Their official statement indicated that their restrictive monetary policy had succeeded in reducing price pressures enough to allow the committee to forecast a return to its annual inflation target of 1% to 3% later this year.

They explained that the decline in domestic inflation and the decline in prices of imported goods contributed to the decline in consumer price levels, and they also noted that employment growth is slowing due to the growing labor force and cautious hiring by companies.

Link to the Reserve Bank of New Zealand Monetary Policy Statement for July 2024

A summary of their discussions also revealed that policymakers agreed that policy should remain restrictive but that “the extent of this restriction will diminish over time in line with the expected decline in inflation pressures.”

Market reaction

New Zealand Dollar vs Major Currencies: 5 Minutes

US Dollar Overlay Against Major Currencies Chart by TradingView

The New Zealand dollar was trading cautiously in the hours leading up to the official announcement from the Reserve Bank of New Zealand before falling back against its major peers on the decision to “maintain quantitative easing”.

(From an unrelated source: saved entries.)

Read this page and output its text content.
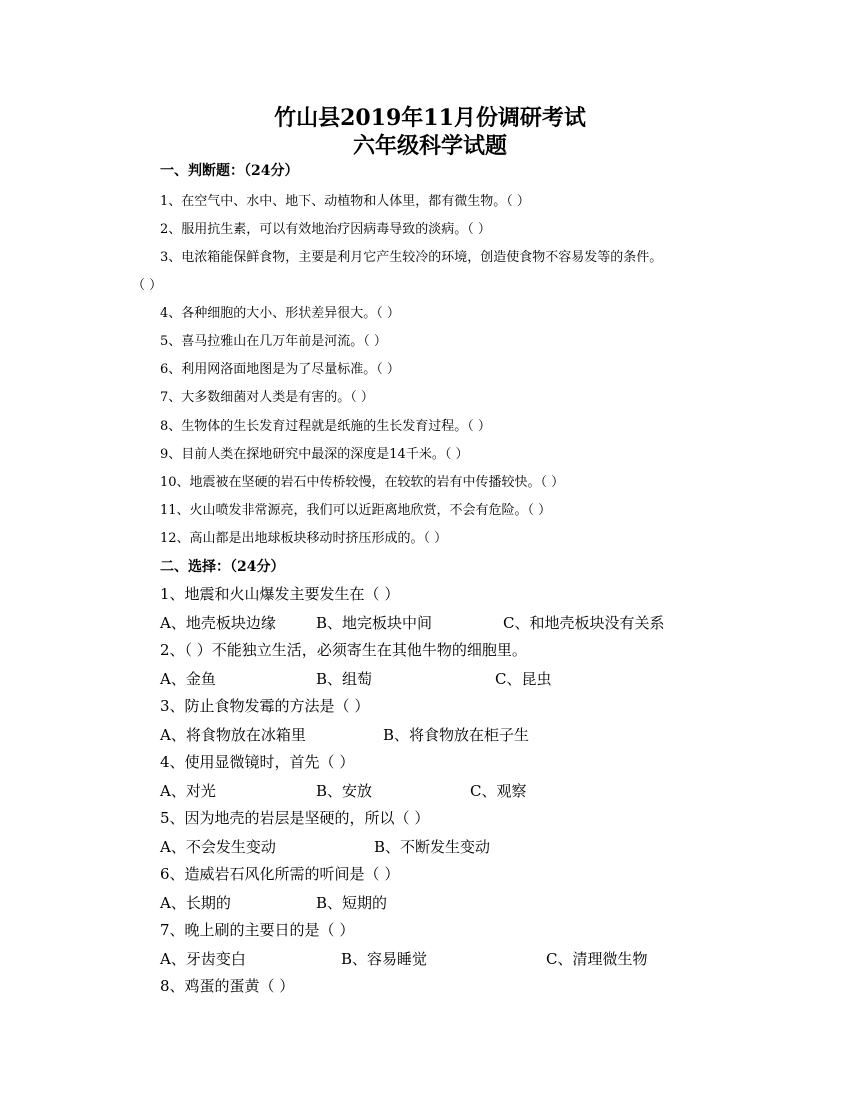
竹山县2019年11月份调研考试
六年级科学试题
一、判断题：（24分）
1、在空气中、水中、地下、动植物和人体里，都有微生物。（ ）
2、服用抗生素，可以有效地治疗因病毒导致的淡病。（ ）
3、电浓箱能保鲜食物，主要是利月它产生较冷的环境，创造使食物不容易发等的条件。
（ ）
4、各种细胞的大小、形状差异很大。（ ）
5、喜马拉雅山在几万年前是河流。（ ）
6、利用网洛面地图是为了尽量标准。（ ）
7、大多数细菌对人类是有害的。（ ）
8、生物体的生长发育过程就是纸施的生长发育过程。（ ）
9、目前人类在探地研究中最深的深度是14千米。（ ）
10、地震被在坚硬的岩石中传桥较慢，在较软的岩有中传播较快。（ ）
11、火山喷发非常源亮，我们可以近距离地欣赏，不会有危险。（ ）
12、高山都是出地球板块移动时挤压形成的。（ ）
二、选择：（24分）
1、地震和火山爆发主要发生在（ ）
A、地壳板块边缘	B、地完板块中间	C、和地壳板块没有关系
2、（ ）不能独立生活，必须寄生在其他牛物的细胞里。
A、金鱼	B、组萄	C、昆虫
3、防止食物发霉的方法是（ ）
A、将食物放在冰箱里	B、将食物放在柜子生
4、使用显微镜时，首先（ ）
A、对光	B、安放	C、观察
5、因为地壳的岩层是坚硬的，所以（ ）
A、不会发生变动	B、不断发生变动
6、造威岩石风化所需的听间是（ ）
A、长期的	B、短期的
7、晚上刷的主要日的是（ ）
A、牙齿变白	B、容易睡觉	C、清理微生物
8、鸡蛋的蛋黄（ ）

Although the central bank kept its official interest rate unchanged, traders likely paid more attention to changes in its rhetoric, most of which reflected economic concerns and signaled openness to easing if domestic growth and inflation continued to ease.

The New Zealand dollar continued to fall for nearly an hour after the actual statement, before stabilizing and rising slightly to a consolidation stage until the first half of the Asian trading session.